Comme mon étude, ces recherches s’articulent autour de l’inconnu de l’accouchement, le liant indirectement à la question de l’épidurale :

1. L’accouchement est un inconnu, communément associé à de la peur (peur de l’inconnu); 2. Ceci suscite l’adoption de différentes stratégies selon les femmes en prénatal selon le

niveau de responsabilité choisi (stratégies anténatales);

3. Les femmes réagissent aussi différemment lorsqu’elles en font l’expérience pendant l’accouchement, notamment en utilisant l’épidurale (réactions per partum);

4. Ces différentes stratégies et réactions amènent à se connecter ou déconnecter de l’expérience (conséquence immédiate de (dé)connexion); et

5. Cette expérience peut être vécue comme me redonnant du pouvoir (empowering) ou étant traumatisante (conséquence expérientielle).

Ces constats ne répondent toutefois pas à la question sous-entendue : comment expliquer les différences entre les femmes en termes de stratégies, de réactions et d’expériences face à cet

123 inconnu, touchant notamment la question de l’épidurale?
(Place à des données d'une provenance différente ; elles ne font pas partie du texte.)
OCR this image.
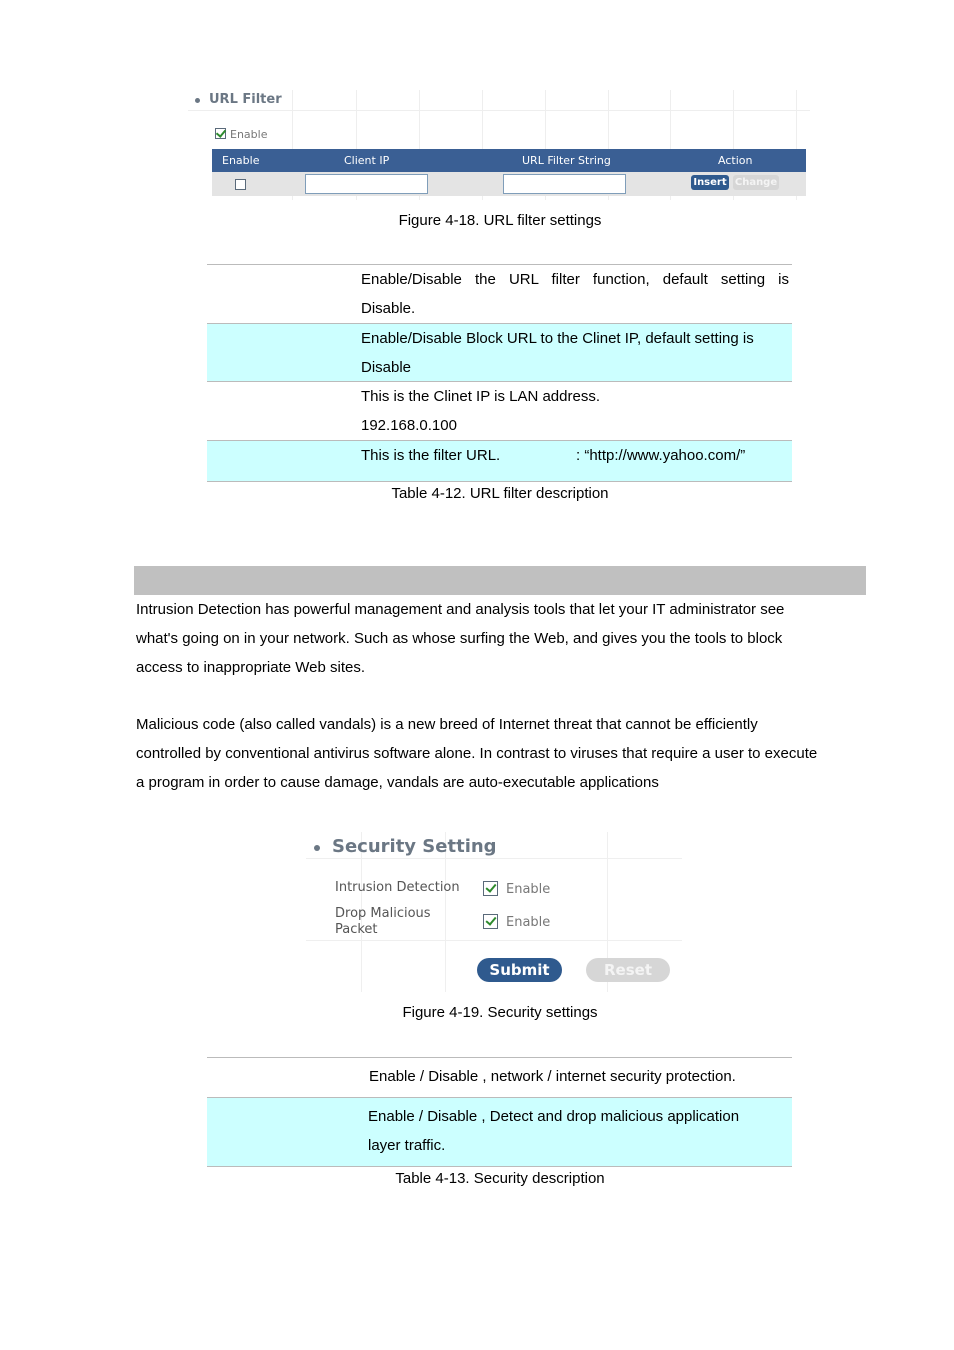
URL Filter
Enable
Enable	Client IP	URL Filter String	Action
Insert Change
Figure 4-18. URL filter settings
Enable/Disable the URL filter function, default setting is
Disable.
Enable/Disable Block URL to the Clinet IP, default setting is
Disable
This is the Clinet IP is LAN address.
192.168.0.100
This is the filter URL.	: “http://www.yahoo.com/”
Table 4-12. URL filter description
Intrusion Detection has powerful management and analysis tools that let your IT administrator see
what's going on in your network. Such as whose surfing the Web, and gives you the tools to block
access to inappropriate Web sites.
Malicious code (also called vandals) is a new breed of Internet threat that cannot be efficiently
controlled by conventional antivirus software alone. In contrast to viruses that require a user to execute
a program in order to cause damage, vandals are auto-executable applications
Security Setting
Intrusion Detection	Enable
Drop Malicious
Packet	Enable
Submit	Reset
Figure 4-19. Security settings
Enable / Disable , network / internet security protection.
Enable / Disable , Detect and drop malicious application
layer traffic.
Table 4-13. Security description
L’angle de la qualité de la relation de soins, suggérée dans ces deux recherches, demeure une lecture insuffisante : si la critique de la médicalisation de la naissance est nécessaire, elle ne doit pas se faire aux dépens de la question plus large et profonde de la spiritualité, moins abordée. (Possamai-Inesedy, 2009)

L’enjeu de la spiritualité émerge de la tension décisionnelle/existentielle, dans laquelle l’inconnu de l’accouchement introduit les femmes. Existentielle puisqu’engendrant le questionnement, voire l’angoisse métaphysique. Si toute situation-limite peut susciter cette tension, l’accouchement comporte un paradoxe inhérent qui en a fait un objet de métaphore de la crise existentielle utilisé depuis longtemps (Bergmann, 2008; Stovell, 2012). Ainsi, si l’on cherche normalement à éviter l’inconnu et la souffrance qui l’accompagne, dans l’accouchement, on le désire: ‘women who want

the experience of childbirth are in the curious position of desiring the unknown’ (Greer 1984, cité

par Borrelli et collab., 2018). C’est un rendez-vous programmé de situation-limite, un moment de « peur-excitation » (Bélanger-Lévesque, 2012). Cette tension est aussi décisionnelle puisque déterminante, comme nous le verrons, autant pour le choix face à l’épidurale que pour l’expérience du processus spirituel. Une analyse avec un cadre conceptuel de la spiritualité est ainsi pertinente, car elle jette un éclairage nouveau sur l’inconnu de l’accouchement afin de mieux comprendre la souffrance qui peut y être vécue, mais aussi l’expérience transformatrice: il s’agit, comme le nomme la participante Caroline, d’oser parler de l’expérience intérieure et inconnue.